The problem with the posts in this thread? People have absolutely zero idea how many Xbox Ones Microsoft has already made, and why depending on that number, it might make total sense to slow down on making more until you sell through more of the excess inventory already available to the public.

This thing called running a business, how does it work? :)

The problem with this post is that, the very posts you're saying are problematic, are pointing out the exact same argument -- Xbox Ones are over-supplied, thus, supply will obviously have to be shortened down the line unless they want to bite the cost.
 
Drop the price MS. get rid of kinect. Drop the Price etc....

I used to be of the opinion of drop the Kinect but after owning one I do think they'd be better off keeping the Kinect in & building a reason to use the thing, and whilst they're in contact to make the mamas is going to loose money either way so yeah drop the price and give the consumer a valid reason to want to use it other than fucking skype ie; compelling games.

What Kinect does it does well, pretty cool having to never type in a code again lol and skype in your living room is cool also but I have an iPad for that.

If I was Phil Spencer the 1st I'd have done would of been to get all the 1st & 2nd party studio's together and try and come up with a decent game and re-task one of them to develop it.

I just can't see why no one at MS is addressing the fact that the bulk of what they banked on isn't compelling enough to market, yet we've already seen Sony announce phase 2 of their master plan and whilst some may not like/want/agree with Morpheus it's encouraging to see Sony looking towards the long game, whilst MS are continually looking like a false start.
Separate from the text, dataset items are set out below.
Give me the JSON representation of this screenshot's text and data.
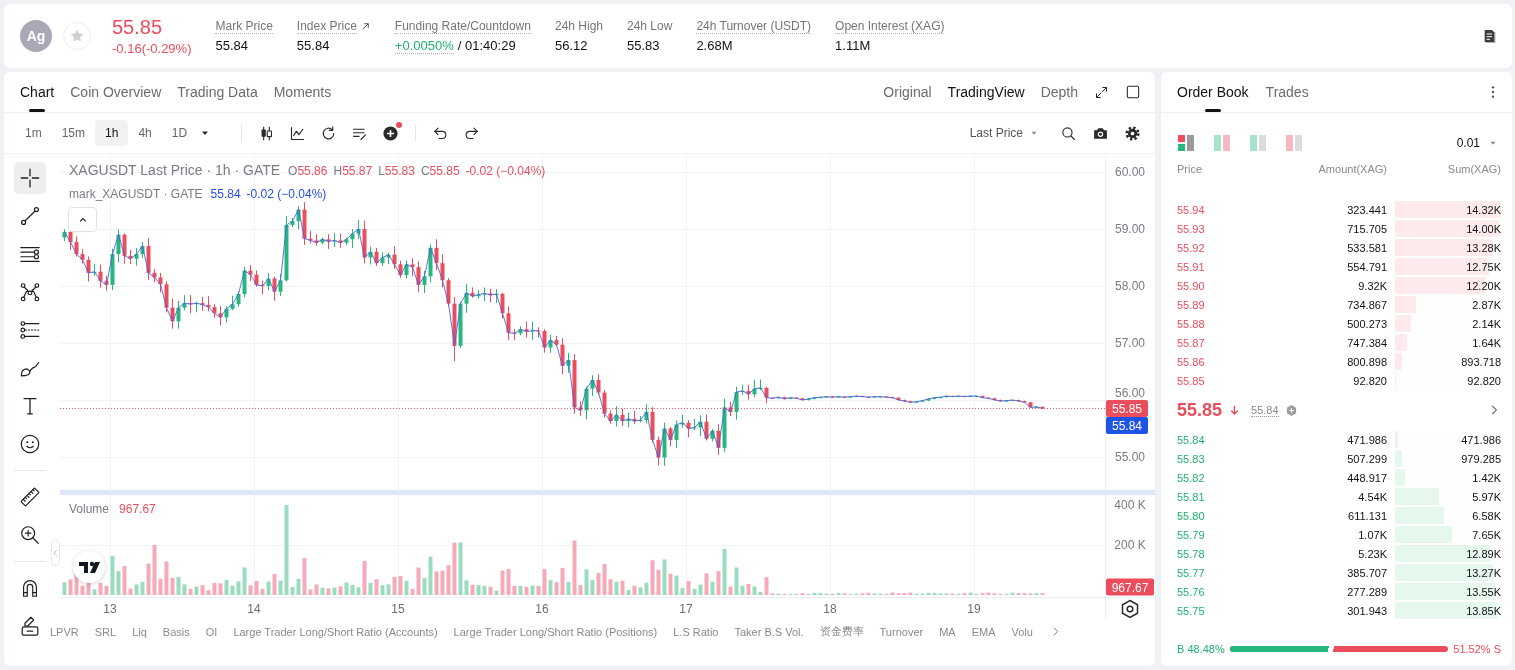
{
  "ticker": {
    "symbol": "Ag",
    "favorited": false,
    "price": "55.85",
    "change": "-0.16(-0.29%)",
    "falling": true
  },
  "stats": [
    {
      "label": "Mark Price",
      "value": "55.84",
      "tooltip": true,
      "kind": "plain"
    },
    {
      "label": "Index Price",
      "value": "55.84",
      "tooltip": true,
      "kind": "link"
    },
    {
      "label": "Funding Rate/Countdown",
      "value": "+0.0050%",
      "countdown": "/ 01:40:29",
      "tooltip": true,
      "kind": "funding"
    },
    {
      "label": "24h High",
      "value": "56.12",
      "tooltip": false,
      "kind": "plain"
    },
    {
      "label": "24h Low",
      "value": "55.83",
      "tooltip": false,
      "kind": "plain"
    },
    {
      "label": "24h Turnover (USDT)",
      "value": "2.68M",
      "tooltip": true,
      "kind": "plain"
    },
    {
      "label": "Open Interest (XAG)",
      "value": "1.11M",
      "tooltip": true,
      "kind": "plain"
    }
  ],
  "chart": {
    "tabs": [
      {
        "label": "Chart",
        "selected": true
      },
      {
        "label": "Coin Overview",
        "selected": false
      },
      {
        "label": "Trading Data",
        "selected": false
      },
      {
        "label": "Moments",
        "selected": false
      }
    ],
    "views": [
      {
        "label": "Original",
        "selected": false
      },
      {
        "label": "TradingView",
        "selected": true
      },
      {
        "label": "Depth",
        "selected": false
      }
    ],
    "intervals": [
      {
        "label": "1m",
        "selected": false
      },
      {
        "label": "15m",
        "selected": false
      },
      {
        "label": "1h",
        "selected": true
      },
      {
        "label": "4h",
        "selected": false
      },
      {
        "label": "1D",
        "selected": false
      }
    ],
    "price_source": "Last Price",
    "tool_groups": [
      {
        "tools": [
          {
            "kind": "crosshair",
            "selected": true
          },
          {
            "kind": "line",
            "selected": false
          },
          {
            "kind": "channel",
            "selected": false
          },
          {
            "kind": "pattern",
            "selected": false
          },
          {
            "kind": "fibonacci",
            "selected": false
          },
          {
            "kind": "brush",
            "selected": false
          },
          {
            "kind": "text",
            "selected": false
          },
          {
            "kind": "emoji",
            "selected": false
          }
        ]
      },
      {
        "tools": [
          {
            "kind": "ruler",
            "selected": false
          },
          {
            "kind": "zoom",
            "selected": false
          }
        ]
      },
      {
        "tools": [
          {
            "kind": "magnet",
            "selected": false
          },
          {
            "kind": "pencil",
            "selected": false
          }
        ]
      }
    ],
    "legend": {
      "title": "XAGUSDT Last Price · 1h · GATE",
      "ohlc": [
        {
          "label": "O",
          "value": "55.86"
        },
        {
          "label": "H",
          "value": "55.87"
        },
        {
          "label": "L",
          "value": "55.83"
        },
        {
          "label": "C",
          "value": "55.85"
        }
      ],
      "change": "-0.02 (−0.04%)"
    },
    "mark_legend": {
      "title": "mark_XAGUSDT · GATE",
      "value": "55.84",
      "change": "-0.02 (−0.04%)"
    },
    "volume_legend": {
      "title": "Volume",
      "value": "967.67"
    },
    "price_axis": [
      "60.00",
      "59.00",
      "58.00",
      "57.00",
      "56.00",
      "55.00"
    ],
    "volume_axis": [
      "400 K",
      "200 K"
    ],
    "time_axis": [
      "13",
      "14",
      "15",
      "16",
      "17",
      "18",
      "19"
    ],
    "price_tags": [
      {
        "kind": "last",
        "value": "55.85"
      },
      {
        "kind": "mark",
        "value": "55.84"
      }
    ],
    "volume_tag": "967.67",
    "indicators": [
      "LPVR",
      "SRL",
      "Liq",
      "Basis",
      "OI",
      "Large Trader Long/Short Ratio (Accounts)",
      "Large Trader Long/Short Ratio (Positions)",
      "L.S Ratio",
      "Taker B.S Vol.",
      "资金费率",
      "Turnover",
      "MA",
      "EMA",
      "Volu"
    ]
  },
  "order_book": {
    "tabs": [
      {
        "label": "Order Book",
        "selected": true
      },
      {
        "label": "Trades",
        "selected": false
      }
    ],
    "view_modes": [
      {
        "kind": "all",
        "selected": true
      },
      {
        "kind": "pair",
        "selected": false
      },
      {
        "kind": "bids",
        "selected": false
      },
      {
        "kind": "asks",
        "selected": false
      }
    ],
    "precision": "0.01",
    "columns": [
      "Price",
      "Amount(XAG)",
      "Sum(XAG)"
    ],
    "asks": [
      {
        "price": "55.94",
        "amount": "323.441",
        "sum": "14.32K",
        "level": 1.0
      },
      {
        "price": "55.93",
        "amount": "715.705",
        "sum": "14.00K",
        "level": 0.978
      },
      {
        "price": "55.92",
        "amount": "533.581",
        "sum": "13.28K",
        "level": 0.927
      },
      {
        "price": "55.91",
        "amount": "554.791",
        "sum": "12.75K",
        "level": 0.89
      },
      {
        "price": "55.90",
        "amount": "9.32K",
        "sum": "12.20K",
        "level": 0.852
      },
      {
        "price": "55.89",
        "amount": "734.867",
        "sum": "2.87K",
        "level": 0.2
      },
      {
        "price": "55.88",
        "amount": "500.273",
        "sum": "2.14K",
        "level": 0.149
      },
      {
        "price": "55.87",
        "amount": "747.384",
        "sum": "1.64K",
        "level": 0.115
      },
      {
        "price": "55.86",
        "amount": "800.898",
        "sum": "893.718",
        "level": 0.062
      },
      {
        "price": "55.85",
        "amount": "92.820",
        "sum": "92.820",
        "level": 0.006
      }
    ],
    "last_price": "55.85",
    "falling": true,
    "mark_price": "55.84",
    "bids": [
      {
        "price": "55.84",
        "amount": "471.986",
        "sum": "471.986",
        "level": 0.033
      },
      {
        "price": "55.83",
        "amount": "507.299",
        "sum": "979.285",
        "level": 0.068
      },
      {
        "price": "55.82",
        "amount": "448.917",
        "sum": "1.42K",
        "level": 0.099
      },
      {
        "price": "55.81",
        "amount": "4.54K",
        "sum": "5.97K",
        "level": 0.417
      },
      {
        "price": "55.80",
        "amount": "611.131",
        "sum": "6.58K",
        "level": 0.46
      },
      {
        "price": "55.79",
        "amount": "1.07K",
        "sum": "7.65K",
        "level": 0.534
      },
      {
        "price": "55.78",
        "amount": "5.23K",
        "sum": "12.89K",
        "level": 0.9
      },
      {
        "price": "55.77",
        "amount": "385.707",
        "sum": "13.27K",
        "level": 0.927
      },
      {
        "price": "55.76",
        "amount": "277.289",
        "sum": "13.55K",
        "level": 0.946
      },
      {
        "price": "55.75",
        "amount": "301.943",
        "sum": "13.85K",
        "level": 0.967
      }
    ],
    "ratio": {
      "buy": "B 48.48%",
      "sell": "51.52% S",
      "level": 0.4848
    }
  }
}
I just hope E3 brings that reason to want an Xbox again.
 
Weren't you the guy claiming "they have many more countries to release in, they'll be fine!".

I'm not sure you're too qualified to be commenting on what does and what doesn't work.

Common sense dictates they have enough available units already made for those other markets they've already announced they'll be shipping to this year. Do you think Microsoft announced they're shipping to all these extra markets this year, but have exactly zero units with which to launch in those areas? Just use your head and think about that for a moment.

And, yes, considering the Xbox One is easily outselling the very successful Xbox 360, they are doing pretty well. We have the numbers (even though people are still somehow spinning them to mean xbox one is doing worse than the 360 lol). Know what numbers we don't have? How many Xbox Ones have actually been manufactured to date.
 
Know what numbers we don't have? How many Xbox Ones have actually been manufactured to date.

Know what else we don't have? How many Xbox Ones have actually been sold to customers...

Lets make one thing very clear...the Xbone is OUTSHIPPING the Xbox 360...that is the only thing you can say with certainty...
 
Common sense dictates they have enough available units already made for those other markets they've already announced they'll be shipping to this year. Do you think Microsoft announced they're shipping to all these extra markets this year, but have exactly zero units with which to launch in those areas? Just use your head and think about that for a moment.

And, yes, considering the Xbox One is easily outselling the very successful Xbox 360, they are doing pretty well. We have the numbers (even though people are still somehow spinning them to mean xbox one is doing worse than the 360 lol). Know what numbers we don't have? How many Xbox Ones have actually been manufactured to date.

LMAO<, it is not easily outselling the 360, 1.7 - 1.2 this quarter, 360 supply was constrained. It is only a matter of time before x1 falls behind 360. Supply is the only reason x1 jumped ahead, that's changing.

Again, how is 1.7 - 1.2 spinning? 360 WAS supply constrained fact, you are the one spinning.